I am using embedded janusgraph in my java backend my code depends on janusgraph instanciated from graph = JanusGraphFactory.open(conf)
AFAIK this connects to Cassandra and elastic search directly and run the janusgraph processor in my backend application JVM. But if I want to scale janusgraph I need to run separate janusgraph servers on a cluster and need to connect to these servers as the client from my backend.
According to remote janusgraph example on github this is accomplished using instantiating an EmptyGraph graph = EmptyGraph.instance();
which is not instance of JanusGraph but of org.apache.tinkerpop.gremlin.structure.util.empty.EmptyGraph;
.
I can understand from the example above that I can only use gremlin queries by submitting them to janusgraph server, but I will not be able to use the management APIs directly unless submitting the code as a string to the server.

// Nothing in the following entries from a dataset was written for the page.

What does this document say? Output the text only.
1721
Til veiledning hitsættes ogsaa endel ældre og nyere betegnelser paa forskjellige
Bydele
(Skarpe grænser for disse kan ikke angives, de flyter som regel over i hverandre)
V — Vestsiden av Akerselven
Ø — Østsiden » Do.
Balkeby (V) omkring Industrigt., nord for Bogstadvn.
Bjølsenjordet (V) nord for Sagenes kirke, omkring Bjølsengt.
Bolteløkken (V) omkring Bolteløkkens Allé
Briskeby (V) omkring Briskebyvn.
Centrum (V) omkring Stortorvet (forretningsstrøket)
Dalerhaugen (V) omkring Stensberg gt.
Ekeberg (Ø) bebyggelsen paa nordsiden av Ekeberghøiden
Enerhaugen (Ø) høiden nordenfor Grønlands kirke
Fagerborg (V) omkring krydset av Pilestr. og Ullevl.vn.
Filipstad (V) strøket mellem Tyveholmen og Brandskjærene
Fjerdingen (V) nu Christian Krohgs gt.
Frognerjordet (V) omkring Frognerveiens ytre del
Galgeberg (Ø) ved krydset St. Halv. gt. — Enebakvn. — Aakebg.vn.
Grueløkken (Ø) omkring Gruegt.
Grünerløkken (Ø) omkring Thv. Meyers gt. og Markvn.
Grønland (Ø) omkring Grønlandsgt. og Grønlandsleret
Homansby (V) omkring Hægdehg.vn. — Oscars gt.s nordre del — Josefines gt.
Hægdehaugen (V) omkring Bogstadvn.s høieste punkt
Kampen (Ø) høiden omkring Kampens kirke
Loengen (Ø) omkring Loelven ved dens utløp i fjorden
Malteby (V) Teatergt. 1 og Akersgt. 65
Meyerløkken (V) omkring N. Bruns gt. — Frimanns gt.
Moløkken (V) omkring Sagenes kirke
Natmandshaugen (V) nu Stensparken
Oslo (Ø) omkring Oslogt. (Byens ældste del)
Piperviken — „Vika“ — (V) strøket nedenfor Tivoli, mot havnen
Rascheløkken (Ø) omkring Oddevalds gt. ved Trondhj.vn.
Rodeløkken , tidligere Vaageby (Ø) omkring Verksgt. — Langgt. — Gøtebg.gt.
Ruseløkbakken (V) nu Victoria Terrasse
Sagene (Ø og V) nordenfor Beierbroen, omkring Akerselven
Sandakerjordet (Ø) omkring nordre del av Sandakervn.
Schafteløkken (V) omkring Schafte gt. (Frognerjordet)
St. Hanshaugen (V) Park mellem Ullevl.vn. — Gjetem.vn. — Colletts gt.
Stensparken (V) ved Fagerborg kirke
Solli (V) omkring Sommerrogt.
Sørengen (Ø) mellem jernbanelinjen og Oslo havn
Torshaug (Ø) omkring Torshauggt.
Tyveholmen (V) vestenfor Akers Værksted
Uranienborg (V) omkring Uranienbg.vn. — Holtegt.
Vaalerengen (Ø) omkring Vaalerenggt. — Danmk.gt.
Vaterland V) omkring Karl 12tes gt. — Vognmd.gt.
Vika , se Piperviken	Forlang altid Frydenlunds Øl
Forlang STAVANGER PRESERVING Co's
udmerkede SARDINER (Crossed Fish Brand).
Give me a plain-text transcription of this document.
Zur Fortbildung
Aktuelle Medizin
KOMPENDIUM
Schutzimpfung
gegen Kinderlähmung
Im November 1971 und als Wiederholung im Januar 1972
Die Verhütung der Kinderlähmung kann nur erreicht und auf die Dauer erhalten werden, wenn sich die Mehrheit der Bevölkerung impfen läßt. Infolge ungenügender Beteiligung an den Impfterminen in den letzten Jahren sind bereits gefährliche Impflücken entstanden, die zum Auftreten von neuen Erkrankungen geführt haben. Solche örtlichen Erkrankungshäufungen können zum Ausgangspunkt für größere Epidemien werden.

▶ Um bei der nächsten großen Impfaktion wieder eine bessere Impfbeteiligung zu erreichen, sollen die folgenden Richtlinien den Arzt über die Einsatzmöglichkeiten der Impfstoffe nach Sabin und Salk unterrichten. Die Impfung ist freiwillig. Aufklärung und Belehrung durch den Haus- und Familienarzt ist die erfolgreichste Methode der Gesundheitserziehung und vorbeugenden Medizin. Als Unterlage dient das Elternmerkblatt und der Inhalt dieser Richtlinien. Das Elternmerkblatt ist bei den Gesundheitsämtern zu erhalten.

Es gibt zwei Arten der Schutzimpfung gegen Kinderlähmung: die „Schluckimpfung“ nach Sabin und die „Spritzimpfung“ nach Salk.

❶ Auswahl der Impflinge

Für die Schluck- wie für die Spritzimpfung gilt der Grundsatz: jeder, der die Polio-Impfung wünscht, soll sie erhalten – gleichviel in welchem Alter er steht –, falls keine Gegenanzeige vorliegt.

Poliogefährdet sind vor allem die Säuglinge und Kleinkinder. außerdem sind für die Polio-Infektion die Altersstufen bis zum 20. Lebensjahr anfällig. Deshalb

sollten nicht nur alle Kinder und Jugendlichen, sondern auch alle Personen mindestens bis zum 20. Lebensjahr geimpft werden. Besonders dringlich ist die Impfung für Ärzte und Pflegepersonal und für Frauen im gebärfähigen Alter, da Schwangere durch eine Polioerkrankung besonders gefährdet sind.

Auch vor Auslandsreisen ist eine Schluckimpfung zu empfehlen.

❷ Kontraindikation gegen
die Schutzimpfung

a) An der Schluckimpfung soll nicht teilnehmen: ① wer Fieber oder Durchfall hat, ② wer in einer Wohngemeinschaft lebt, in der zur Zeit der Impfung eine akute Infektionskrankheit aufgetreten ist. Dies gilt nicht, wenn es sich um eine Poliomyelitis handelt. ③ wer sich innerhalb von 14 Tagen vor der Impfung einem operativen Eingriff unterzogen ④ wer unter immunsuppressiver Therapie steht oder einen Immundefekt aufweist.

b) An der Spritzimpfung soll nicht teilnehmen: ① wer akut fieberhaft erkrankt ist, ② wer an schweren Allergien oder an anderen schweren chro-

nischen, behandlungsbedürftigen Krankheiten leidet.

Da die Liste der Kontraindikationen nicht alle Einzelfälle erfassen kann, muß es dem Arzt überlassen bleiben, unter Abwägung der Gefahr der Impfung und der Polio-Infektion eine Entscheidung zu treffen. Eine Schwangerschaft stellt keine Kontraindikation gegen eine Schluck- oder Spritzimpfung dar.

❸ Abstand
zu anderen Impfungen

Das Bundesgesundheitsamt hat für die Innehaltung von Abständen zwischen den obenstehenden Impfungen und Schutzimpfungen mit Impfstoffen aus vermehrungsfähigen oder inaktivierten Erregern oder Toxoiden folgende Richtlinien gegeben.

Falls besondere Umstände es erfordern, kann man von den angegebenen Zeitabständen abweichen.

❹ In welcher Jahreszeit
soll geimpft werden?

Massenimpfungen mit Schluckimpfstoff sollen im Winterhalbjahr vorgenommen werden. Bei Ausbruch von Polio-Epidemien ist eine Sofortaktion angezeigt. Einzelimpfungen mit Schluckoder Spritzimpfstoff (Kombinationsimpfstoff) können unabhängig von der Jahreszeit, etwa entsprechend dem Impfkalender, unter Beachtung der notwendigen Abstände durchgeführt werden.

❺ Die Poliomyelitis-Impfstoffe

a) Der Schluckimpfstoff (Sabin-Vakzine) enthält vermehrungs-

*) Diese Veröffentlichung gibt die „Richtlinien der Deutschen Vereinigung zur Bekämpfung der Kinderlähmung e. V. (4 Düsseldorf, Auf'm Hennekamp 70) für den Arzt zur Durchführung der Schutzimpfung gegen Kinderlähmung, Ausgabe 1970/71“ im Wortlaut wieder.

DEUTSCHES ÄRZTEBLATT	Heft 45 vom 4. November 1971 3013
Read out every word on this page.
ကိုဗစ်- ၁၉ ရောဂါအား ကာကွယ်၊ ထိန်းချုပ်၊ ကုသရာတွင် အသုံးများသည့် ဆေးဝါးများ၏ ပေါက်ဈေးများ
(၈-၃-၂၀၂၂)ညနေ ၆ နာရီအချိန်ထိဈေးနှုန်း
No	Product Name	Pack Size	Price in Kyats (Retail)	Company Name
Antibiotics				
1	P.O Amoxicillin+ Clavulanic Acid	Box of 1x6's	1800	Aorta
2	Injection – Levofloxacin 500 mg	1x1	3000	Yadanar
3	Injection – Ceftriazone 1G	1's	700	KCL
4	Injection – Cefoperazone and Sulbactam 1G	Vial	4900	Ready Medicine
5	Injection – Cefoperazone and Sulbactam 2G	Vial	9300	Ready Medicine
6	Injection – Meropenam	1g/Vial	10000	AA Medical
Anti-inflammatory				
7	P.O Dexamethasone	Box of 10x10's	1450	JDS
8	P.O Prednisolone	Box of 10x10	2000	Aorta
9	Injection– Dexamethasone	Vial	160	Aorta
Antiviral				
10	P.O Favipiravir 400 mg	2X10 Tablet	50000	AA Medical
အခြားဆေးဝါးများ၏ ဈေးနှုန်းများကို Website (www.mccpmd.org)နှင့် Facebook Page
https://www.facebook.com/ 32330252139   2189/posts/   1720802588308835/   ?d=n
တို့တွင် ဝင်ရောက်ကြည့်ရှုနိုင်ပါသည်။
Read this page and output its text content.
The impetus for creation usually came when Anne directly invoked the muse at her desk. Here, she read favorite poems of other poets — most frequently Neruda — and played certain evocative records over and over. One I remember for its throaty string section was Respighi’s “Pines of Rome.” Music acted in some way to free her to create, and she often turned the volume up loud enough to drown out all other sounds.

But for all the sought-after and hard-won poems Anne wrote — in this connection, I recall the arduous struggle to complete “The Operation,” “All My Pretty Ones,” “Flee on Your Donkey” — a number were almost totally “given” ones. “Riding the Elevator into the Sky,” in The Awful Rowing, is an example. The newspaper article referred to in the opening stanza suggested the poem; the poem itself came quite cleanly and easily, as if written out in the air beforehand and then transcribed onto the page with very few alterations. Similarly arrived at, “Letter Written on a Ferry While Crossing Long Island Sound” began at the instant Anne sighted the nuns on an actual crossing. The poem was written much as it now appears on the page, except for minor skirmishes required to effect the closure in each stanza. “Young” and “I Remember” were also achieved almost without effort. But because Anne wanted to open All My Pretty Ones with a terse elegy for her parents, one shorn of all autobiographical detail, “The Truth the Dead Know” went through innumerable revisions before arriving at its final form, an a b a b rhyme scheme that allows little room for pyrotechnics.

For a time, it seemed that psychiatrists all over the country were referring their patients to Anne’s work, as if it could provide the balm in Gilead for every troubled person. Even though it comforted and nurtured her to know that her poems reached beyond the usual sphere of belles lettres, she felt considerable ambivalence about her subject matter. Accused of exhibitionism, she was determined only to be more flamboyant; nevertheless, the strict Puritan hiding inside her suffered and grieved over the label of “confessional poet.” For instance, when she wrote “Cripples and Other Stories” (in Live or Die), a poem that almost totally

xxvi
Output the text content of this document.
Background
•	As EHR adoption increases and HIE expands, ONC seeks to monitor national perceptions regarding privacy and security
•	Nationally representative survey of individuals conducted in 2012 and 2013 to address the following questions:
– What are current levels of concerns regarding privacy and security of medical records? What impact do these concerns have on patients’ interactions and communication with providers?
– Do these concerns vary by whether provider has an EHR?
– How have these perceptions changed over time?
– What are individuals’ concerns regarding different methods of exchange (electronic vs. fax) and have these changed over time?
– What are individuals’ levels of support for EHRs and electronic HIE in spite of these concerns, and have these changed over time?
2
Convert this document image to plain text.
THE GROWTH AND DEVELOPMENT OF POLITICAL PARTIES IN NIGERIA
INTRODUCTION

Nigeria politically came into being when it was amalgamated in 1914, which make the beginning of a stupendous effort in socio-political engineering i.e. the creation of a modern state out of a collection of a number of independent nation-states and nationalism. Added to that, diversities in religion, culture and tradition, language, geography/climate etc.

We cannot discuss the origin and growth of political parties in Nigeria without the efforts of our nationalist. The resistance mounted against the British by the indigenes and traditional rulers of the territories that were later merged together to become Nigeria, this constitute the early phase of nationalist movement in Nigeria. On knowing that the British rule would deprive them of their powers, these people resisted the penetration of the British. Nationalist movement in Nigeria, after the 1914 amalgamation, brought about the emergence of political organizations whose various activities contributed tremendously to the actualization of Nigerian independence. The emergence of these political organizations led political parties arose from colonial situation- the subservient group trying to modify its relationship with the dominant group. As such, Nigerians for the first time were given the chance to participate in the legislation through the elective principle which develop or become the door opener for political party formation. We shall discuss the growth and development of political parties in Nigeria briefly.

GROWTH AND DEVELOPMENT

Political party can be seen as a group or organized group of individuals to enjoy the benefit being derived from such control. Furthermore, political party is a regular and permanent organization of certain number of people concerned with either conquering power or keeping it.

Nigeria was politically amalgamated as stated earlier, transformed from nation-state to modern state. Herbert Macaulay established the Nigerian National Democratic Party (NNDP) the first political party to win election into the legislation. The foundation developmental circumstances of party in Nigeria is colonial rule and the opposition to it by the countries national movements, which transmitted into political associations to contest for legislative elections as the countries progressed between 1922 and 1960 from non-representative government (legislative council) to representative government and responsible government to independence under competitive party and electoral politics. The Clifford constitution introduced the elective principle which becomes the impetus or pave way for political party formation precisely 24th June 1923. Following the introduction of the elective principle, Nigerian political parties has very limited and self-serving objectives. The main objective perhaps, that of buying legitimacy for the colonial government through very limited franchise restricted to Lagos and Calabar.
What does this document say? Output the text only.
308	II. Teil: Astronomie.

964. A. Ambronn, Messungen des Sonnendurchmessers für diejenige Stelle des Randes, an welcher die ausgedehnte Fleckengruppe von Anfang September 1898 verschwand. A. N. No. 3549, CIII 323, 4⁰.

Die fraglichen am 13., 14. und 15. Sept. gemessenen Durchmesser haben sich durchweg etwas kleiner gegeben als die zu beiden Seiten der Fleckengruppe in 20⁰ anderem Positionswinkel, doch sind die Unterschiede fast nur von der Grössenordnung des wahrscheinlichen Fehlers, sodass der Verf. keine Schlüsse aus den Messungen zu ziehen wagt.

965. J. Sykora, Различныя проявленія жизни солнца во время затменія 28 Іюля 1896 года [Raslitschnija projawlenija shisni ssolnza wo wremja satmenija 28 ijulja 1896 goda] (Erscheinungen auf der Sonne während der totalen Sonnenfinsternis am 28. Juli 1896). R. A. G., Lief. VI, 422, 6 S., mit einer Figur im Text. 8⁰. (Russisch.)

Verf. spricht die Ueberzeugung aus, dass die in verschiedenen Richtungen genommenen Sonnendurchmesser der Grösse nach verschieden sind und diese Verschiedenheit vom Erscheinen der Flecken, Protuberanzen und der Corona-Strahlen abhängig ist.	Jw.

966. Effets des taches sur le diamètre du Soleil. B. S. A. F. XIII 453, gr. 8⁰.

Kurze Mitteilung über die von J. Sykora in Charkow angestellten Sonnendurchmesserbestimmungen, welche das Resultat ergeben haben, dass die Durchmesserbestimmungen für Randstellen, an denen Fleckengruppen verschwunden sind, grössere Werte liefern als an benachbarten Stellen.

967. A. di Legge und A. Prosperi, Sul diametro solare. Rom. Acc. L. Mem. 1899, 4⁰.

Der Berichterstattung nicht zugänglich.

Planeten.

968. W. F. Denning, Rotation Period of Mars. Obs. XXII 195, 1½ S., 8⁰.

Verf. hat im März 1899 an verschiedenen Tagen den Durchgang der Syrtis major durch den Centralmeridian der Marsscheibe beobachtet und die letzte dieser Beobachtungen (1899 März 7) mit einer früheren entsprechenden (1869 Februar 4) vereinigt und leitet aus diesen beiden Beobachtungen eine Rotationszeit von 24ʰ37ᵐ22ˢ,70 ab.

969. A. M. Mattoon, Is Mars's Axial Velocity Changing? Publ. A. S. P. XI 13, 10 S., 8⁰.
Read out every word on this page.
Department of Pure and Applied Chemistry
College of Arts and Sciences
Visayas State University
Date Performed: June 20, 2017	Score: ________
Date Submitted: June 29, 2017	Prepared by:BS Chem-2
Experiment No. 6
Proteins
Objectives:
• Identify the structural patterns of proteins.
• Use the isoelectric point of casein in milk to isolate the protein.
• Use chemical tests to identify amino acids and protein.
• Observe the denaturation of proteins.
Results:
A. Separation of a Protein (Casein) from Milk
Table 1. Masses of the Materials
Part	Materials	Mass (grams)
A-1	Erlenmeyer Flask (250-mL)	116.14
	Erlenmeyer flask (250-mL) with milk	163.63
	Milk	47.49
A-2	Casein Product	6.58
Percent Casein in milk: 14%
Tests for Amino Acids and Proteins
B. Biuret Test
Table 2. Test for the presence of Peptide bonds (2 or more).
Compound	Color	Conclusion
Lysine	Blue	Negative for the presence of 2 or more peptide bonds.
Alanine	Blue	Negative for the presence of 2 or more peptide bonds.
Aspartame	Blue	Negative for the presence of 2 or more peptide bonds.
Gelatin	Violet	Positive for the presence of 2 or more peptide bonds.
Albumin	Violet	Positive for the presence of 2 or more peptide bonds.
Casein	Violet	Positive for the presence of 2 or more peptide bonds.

Finally, I can understand that it is better for scalability to run janusgraph server separately but I will lose the direct access in my code to janusgraph apis so I want to know if something I miss understand and what are the pros and cons in remote deployment approach and what I will lose against embedded approach?
Edit:
According to this answer correct it if wrong:
Pros/Cons of connecting to the remote gremlin server
Pros
- The server has much more control and all the queries are centralized.
- Since every one is running traversal/queries via the remote gremlin server, all are transactionally protected. The remote gremlin server runs your traversal/queries by default in a transaction.
- Central strategy management
- Central schema management
Cons
- Tough to do a manual transaction management
- You have to use groovy script as string and send it to remove (Cluster submit) for transactional execution of your code.